Intervenção de

OPA da SONAE sobre a PT - Intervenção de Honório Novo na AR

Declaração política acerca da OPA da SONAE sobre a PT

 

 

Senhor Presidente
Senhoras e Senhores Deputados

O que há muito se desenhara foi há dias confirmado: a Autoridade da Concorrência vai permitir a fusão entre a SONAE e a PT, isto é, a AdC vai fechar os olhos à anexação da Portugal Telecom pelo Grupo de Belmiro de Azevedo.

Com esta decisão as consequências para a PT e para o mercado das telecomunicações em Portugal serão pelo menos duas: a desarticulação da maior empresa nacional de comunicações em que o Estado detém ainda um papel relevante - com as previsíveis consequências ao nível do emprego -, e a concentração nas mãos da SONAE de uma quota superior a 65% das comunicações móveis e da banda larga em Portugal.

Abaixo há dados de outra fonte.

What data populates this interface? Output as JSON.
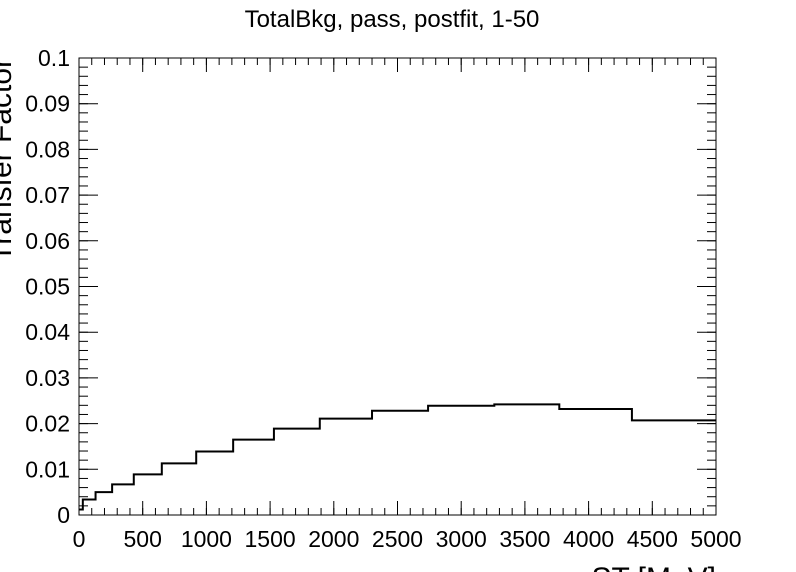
{
  "chart_data": {
    "type": "line",
    "style": "step-histogram",
    "title": "TotalBkg, pass, postfit, 1-50",
    "xlabel": "ST [MeV]",
    "ylabel": "Transfer Factor",
    "xlim": [
      0,
      5000
    ],
    "ylim": [
      0,
      0.1
    ],
    "grid": false,
    "x_ticks": [
      "0",
      "500",
      "1000",
      "1500",
      "2000",
      "2500",
      "3000",
      "3500",
      "4000",
      "4500",
      "5000"
    ],
    "y_ticks": [
      "0",
      "0.01",
      "0.02",
      "0.03",
      "0.04",
      "0.05",
      "0.06",
      "0.07",
      "0.08",
      "0.09",
      "0.1"
    ],
    "bin_edges": [
      0,
      30,
      130,
      260,
      430,
      650,
      920,
      1210,
      1530,
      1890,
      2300,
      2740,
      3260,
      3770,
      4340,
      5000
    ],
    "values": [
      0.0012,
      0.0034,
      0.005,
      0.0067,
      0.0089,
      0.0113,
      0.0139,
      0.0165,
      0.0189,
      0.0211,
      0.0228,
      0.0239,
      0.0242,
      0.0232,
      0.0207
    ],
    "line_color": "#000000"
  }
}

Que à AdC não importe a desagregação do mais importante grupo de comunicações em Portugal já quase não admira. O que mais espanta - a muitos observadores nacionais e internacionais - é que o regulador que existe para que a concorrência seja assegurada permita que, de mão beijada, um grupo privado tenha a possibilidade de construir uma posição praticamente monopolista no sector das telecomunicações móveis em Portugal.

Para aparentar alguma equidistância, a AdC recomenda algumas medidas aparentemente correctivas, aconselhando preventivamente a adopção de "remédios" - certamente para impedir que Belmiro de Azevedo tenha alguma indisposição por excesso de fartura!...

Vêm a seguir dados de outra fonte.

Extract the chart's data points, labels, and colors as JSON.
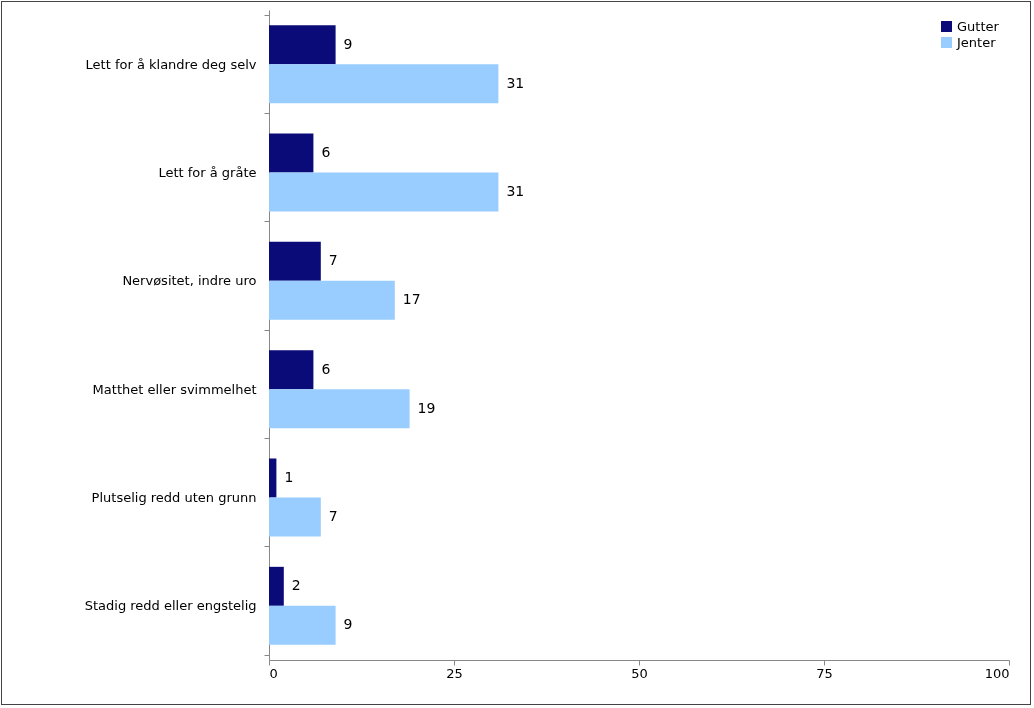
{
  "chart_data": {
    "type": "bar",
    "orientation": "horizontal",
    "categories": [
      "Lett for å klandre deg selv",
      "Lett for å gråte",
      "Nervøsitet, indre uro",
      "Matthet eller svimmelhet",
      "Plutselig redd uten grunn",
      "Stadig redd eller engstelig"
    ],
    "series": [
      {
        "name": "Gutter",
        "color": "#0a0a78",
        "values": [
          9,
          6,
          7,
          6,
          1,
          2
        ]
      },
      {
        "name": "Jenter",
        "color": "#99ccff",
        "values": [
          31,
          31,
          17,
          19,
          7,
          9
        ]
      }
    ],
    "xlim": [
      0,
      100
    ],
    "xticks": [
      0,
      25,
      50,
      75,
      100
    ],
    "grid": false,
    "legend": "top right",
    "data_labels": true
  }
}
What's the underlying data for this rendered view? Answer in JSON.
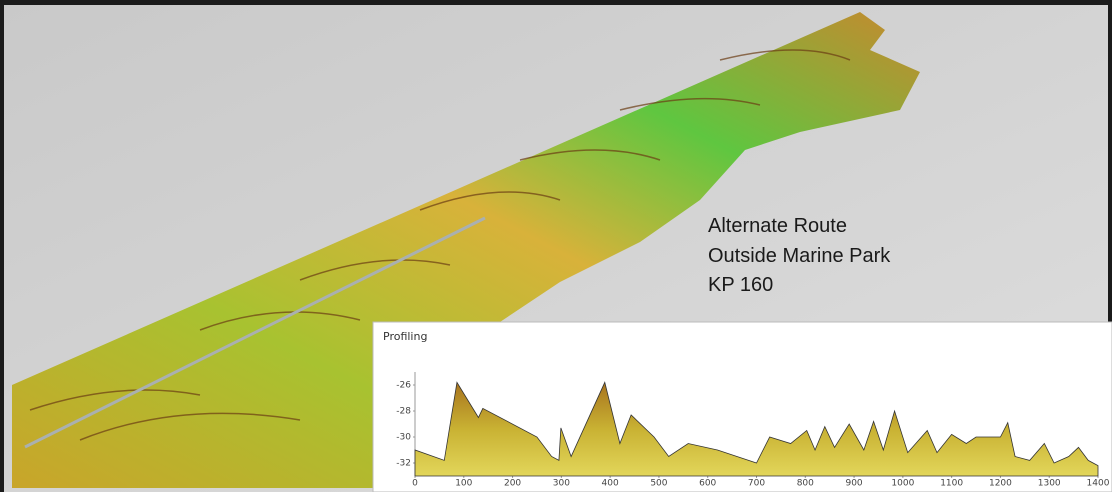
{
  "annotation": [
    "Alternate Route",
    "Outside Marine Park",
    "KP 160"
  ],
  "chart_data": {
    "type": "area",
    "title": "Profiling",
    "x": [
      0,
      60,
      86,
      130,
      139,
      250,
      280,
      295,
      299,
      320,
      389,
      420,
      443,
      490,
      520,
      560,
      620,
      700,
      727,
      770,
      803,
      820,
      840,
      860,
      890,
      920,
      940,
      960,
      983,
      1010,
      1050,
      1070,
      1100,
      1130,
      1150,
      1200,
      1215,
      1230,
      1260,
      1290,
      1310,
      1340,
      1360,
      1380,
      1400
    ],
    "values": [
      -31,
      -31.8,
      -25.8,
      -28.5,
      -27.8,
      -30,
      -31.5,
      -31.8,
      -29.3,
      -31.5,
      -25.8,
      -30.5,
      -28.3,
      -30,
      -31.5,
      -30.5,
      -31,
      -32,
      -30,
      -30.5,
      -29.5,
      -31,
      -29.2,
      -30.8,
      -29,
      -31,
      -28.8,
      -31,
      -28,
      -31.2,
      -29.5,
      -31.2,
      -29.8,
      -30.5,
      -30,
      -30,
      -28.9,
      -31.5,
      -31.8,
      -30.5,
      -32,
      -31.5,
      -30.8,
      -31.8,
      -32.2
    ],
    "xlim": [
      0,
      1400
    ],
    "ylim": [
      -33,
      -25
    ],
    "xticks": [
      0,
      100,
      200,
      300,
      400,
      500,
      600,
      700,
      800,
      900,
      1000,
      1100,
      1200,
      1300,
      1400
    ],
    "yticks": [
      -26,
      -28,
      -30,
      -32
    ]
  }
}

A verdade é que as medidas recomendadas pela AdC não podem ser levadas a sério.

Elas são absolutamente iníquas do ponto de vista dos interesses da SONAE, já que, no fundamental, e segundo até confirma o Finantial Times - jornal normalmente bem informado sobre esta temática - quase todos esses "remédios"faziam já parte das condições da OPA lançada pelo Grupo de Belmiro de Azevedo, designadamente, e a título de exemplo, a alienação dos activos do cabo da PT mais a possibilidade de permitir a criação de operadores móveis virtuais.

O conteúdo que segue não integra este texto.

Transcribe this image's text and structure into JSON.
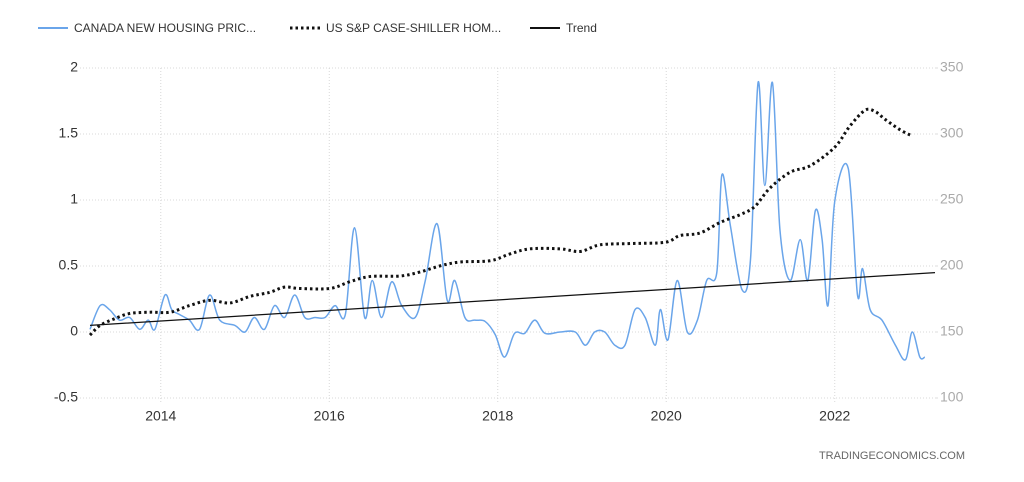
{
  "chart_data": {
    "type": "line",
    "legend": "top-left",
    "grid": true,
    "watermark": "TRADINGECONOMICS.COM",
    "xlim": [
      2013.16,
      2023.19
    ],
    "xticks": [
      2014,
      2016,
      2018,
      2020,
      2022
    ],
    "ylim": [
      -0.5,
      2
    ],
    "yticks": [
      -0.5,
      0,
      0.5,
      1,
      1.5,
      2
    ],
    "y2lim": [
      100,
      350
    ],
    "y2ticks": [
      100,
      150,
      200,
      250,
      300,
      350
    ],
    "series": [
      {
        "name": "CANADA NEW HOUSING PRIC...",
        "color": "#6aa5ea",
        "style": "solid",
        "x": [
          2013.16,
          2013.28,
          2013.39,
          2013.51,
          2013.63,
          2013.75,
          2013.85,
          2013.93,
          2014.05,
          2014.13,
          2014.23,
          2014.34,
          2014.46,
          2014.58,
          2014.7,
          2014.88,
          2015.0,
          2015.11,
          2015.23,
          2015.35,
          2015.47,
          2015.59,
          2015.71,
          2015.83,
          2015.95,
          2016.07,
          2016.19,
          2016.3,
          2016.42,
          2016.51,
          2016.62,
          2016.74,
          2016.86,
          2017.02,
          2017.14,
          2017.28,
          2017.4,
          2017.49,
          2017.61,
          2017.73,
          2017.85,
          2017.97,
          2018.08,
          2018.2,
          2018.32,
          2018.44,
          2018.56,
          2018.74,
          2018.92,
          2019.04,
          2019.15,
          2019.27,
          2019.39,
          2019.51,
          2019.63,
          2019.75,
          2019.87,
          2019.93,
          2020.02,
          2020.13,
          2020.25,
          2020.37,
          2020.48,
          2020.6,
          2020.66,
          2020.76,
          2020.9,
          2021.0,
          2021.09,
          2021.17,
          2021.26,
          2021.35,
          2021.47,
          2021.59,
          2021.68,
          2021.77,
          2021.85,
          2021.92,
          2022.0,
          2022.16,
          2022.27,
          2022.33,
          2022.42,
          2022.56,
          2022.72,
          2022.84,
          2022.92,
          2023.01,
          2023.07
        ],
        "values": [
          0.02,
          0.2,
          0.17,
          0.09,
          0.11,
          0.02,
          0.09,
          0.02,
          0.28,
          0.17,
          0.13,
          0.09,
          0.02,
          0.28,
          0.09,
          0.05,
          0,
          0.11,
          0.02,
          0.2,
          0.11,
          0.28,
          0.11,
          0.11,
          0.11,
          0.2,
          0.13,
          0.79,
          0.11,
          0.39,
          0.11,
          0.38,
          0.2,
          0.11,
          0.39,
          0.82,
          0.24,
          0.39,
          0.11,
          0.09,
          0.08,
          -0.02,
          -0.19,
          -0.01,
          -0.01,
          0.09,
          -0.01,
          0,
          0,
          -0.1,
          0,
          0,
          -0.1,
          -0.1,
          0.17,
          0.11,
          -0.1,
          0.17,
          -0.06,
          0.39,
          0,
          0.09,
          0.39,
          0.45,
          1.19,
          0.81,
          0.32,
          0.55,
          1.89,
          1.11,
          1.89,
          0.77,
          0.39,
          0.7,
          0.39,
          0.92,
          0.7,
          0.2,
          0.99,
          1.24,
          0.28,
          0.48,
          0.17,
          0.09,
          -0.1,
          -0.21,
          0,
          -0.19,
          -0.19
        ]
      },
      {
        "name": "US S&P CASE-SHILLER HOM...",
        "color": "#111111",
        "style": "dotted",
        "axis": "y2",
        "x": [
          2013.16,
          2013.28,
          2013.45,
          2013.63,
          2013.87,
          2014.11,
          2014.34,
          2014.58,
          2014.82,
          2015.06,
          2015.29,
          2015.47,
          2015.65,
          2016.01,
          2016.24,
          2016.48,
          2016.84,
          2017.08,
          2017.31,
          2017.55,
          2017.91,
          2018.14,
          2018.38,
          2018.74,
          2018.98,
          2019.21,
          2019.57,
          2019.99,
          2020.16,
          2020.4,
          2020.64,
          2020.88,
          2021.05,
          2021.23,
          2021.47,
          2021.71,
          2022.0,
          2022.18,
          2022.36,
          2022.48,
          2022.6,
          2022.78,
          2022.92
        ],
        "values": [
          147.7,
          155,
          160,
          164,
          165,
          165,
          170,
          174,
          172,
          177,
          180,
          184,
          183,
          183,
          188,
          192,
          192.4,
          195.5,
          200,
          203,
          204,
          209,
          213,
          213,
          211,
          216,
          217,
          218,
          223,
          225,
          233,
          239,
          245,
          259,
          271,
          276,
          290,
          306,
          318,
          317,
          311,
          303,
          298.5
        ]
      },
      {
        "name": "Trend",
        "color": "#111111",
        "style": "solid",
        "x": [
          2013.16,
          2023.19
        ],
        "values": [
          0.05,
          0.45
        ]
      }
    ]
  }
}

Mas há mais. E mais estranho ou espantoso.

A SONAE apropria-se da PT, funde a TMN com a sua Optimus e cria o que constitui um verdadeiro maná monopolista, e a AdC - para não deixar por mãos alheias o seu papel de defensora da concorrência - impõe a libertação de uma das licenças de operador de comunicações móveis.

Mas, e há sempre um grande "mas" nestas operações de benefício de grandes grupos privados, o que não é sublinhado nem se enfatiza, é que a AdC permite que o Engº Belmiro de Azevedo conserve a posse dos indicativos 93 e 96 e mantenha em seu poder a base de dados de todos os actuais clientes TMN e Optimus.

Isto é, tudo não passa de um faz-de-conta que diz querer facilitar o aparecimento de um novo operador concorrente, (num mercado já de si absolutamente saturado e sem nenhuns motivos para gerar o aparecimento de mais operadores), onde a fusão agora apadrinhada cria um monopólio que amarra ferreamente os clientes e todos os instrumentos essenciais à sua conservação.

Senhor Presidente
Senhoras e Senhores Deputados

"A partir de agora chegou a hora dos accionistas"! O "Estado actuará da forma que achar mais conveniente para salvaguardar os seus interesses neste campo".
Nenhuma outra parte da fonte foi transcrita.